De las varias cosas que me interesaron de La muerte no duele, el documental que Tomás De Leone dedicó a Rodolfo Ortega Peña, quisiera ahora mencionar puntualmente dos. Una, cómo fue que Ortega Peña se acercó y entró al peronismo; la segunda, cómo fue que no pudo alejarse ni salirse de él. De manera ciertamente paradojal, pero por otra parte nada infrecuente, lo que lo arrimó al peronismo fue más que nada el antiperonismo: la visión anonadada de una Plaza de Mayo repleta vivando un golpe militar en septiembre de 1955 (en ella, sin dudas, estaban los amigos de su padre). Y lo que años después mayor fuerza expulsiva tuvo para él no fue otra cosa que el propio Perón, el regresado Perón, ese Perón tan esperado como inesperado. Esa fuerza expulsiva, aunque potente, no bastó para decidirlo a romper (o, en palabras de Perón, a sacarse la camiseta peronista).
El peronismo es una pasión que comparten, con pareja enjundia, montones de peronistas y montones de antiperonistas.
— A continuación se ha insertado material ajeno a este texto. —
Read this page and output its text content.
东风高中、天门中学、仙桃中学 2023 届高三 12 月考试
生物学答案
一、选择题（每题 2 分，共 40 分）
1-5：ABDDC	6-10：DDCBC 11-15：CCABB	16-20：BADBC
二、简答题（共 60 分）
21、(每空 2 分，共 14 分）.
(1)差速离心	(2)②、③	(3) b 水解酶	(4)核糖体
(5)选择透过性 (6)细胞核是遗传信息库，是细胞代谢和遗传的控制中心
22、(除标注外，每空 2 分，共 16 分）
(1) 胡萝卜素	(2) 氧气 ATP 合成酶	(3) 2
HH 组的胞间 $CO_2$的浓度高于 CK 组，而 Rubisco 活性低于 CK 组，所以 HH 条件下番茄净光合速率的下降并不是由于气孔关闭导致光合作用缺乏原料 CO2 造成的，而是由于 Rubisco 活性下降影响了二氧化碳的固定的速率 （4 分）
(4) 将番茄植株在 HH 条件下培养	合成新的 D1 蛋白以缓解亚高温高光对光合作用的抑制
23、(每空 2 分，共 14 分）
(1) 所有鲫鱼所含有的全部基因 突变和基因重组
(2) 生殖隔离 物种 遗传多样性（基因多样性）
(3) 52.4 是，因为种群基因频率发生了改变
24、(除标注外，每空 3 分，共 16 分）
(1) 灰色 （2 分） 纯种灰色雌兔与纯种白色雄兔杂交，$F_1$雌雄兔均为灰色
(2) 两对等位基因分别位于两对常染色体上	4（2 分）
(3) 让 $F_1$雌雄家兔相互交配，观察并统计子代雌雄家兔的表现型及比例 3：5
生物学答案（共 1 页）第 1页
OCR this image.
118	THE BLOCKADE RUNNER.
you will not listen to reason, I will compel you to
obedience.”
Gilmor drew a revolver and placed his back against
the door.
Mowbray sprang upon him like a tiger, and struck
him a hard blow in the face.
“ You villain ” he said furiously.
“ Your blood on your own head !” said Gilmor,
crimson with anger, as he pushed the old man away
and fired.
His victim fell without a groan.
Sus argumentos difieren, sus posturas ideológicas contrastan, pero la índole de su fanatismo se asemeja. Tan convencidos están de que nada verdadero existe por fuera de su dicotomía febril, que a todos los que no participamos de ella nos endilgan un presunto estar en “el medio”, nos achacan una supuesta neutralidad, nos relegan a la irrealidad política.
La tragedia de Ortega Peña, matado por peronista y matado por peronistas, no deja de desafiar hasta hoy el encuadre de ese binarismo fatal, evidenciando sus límites.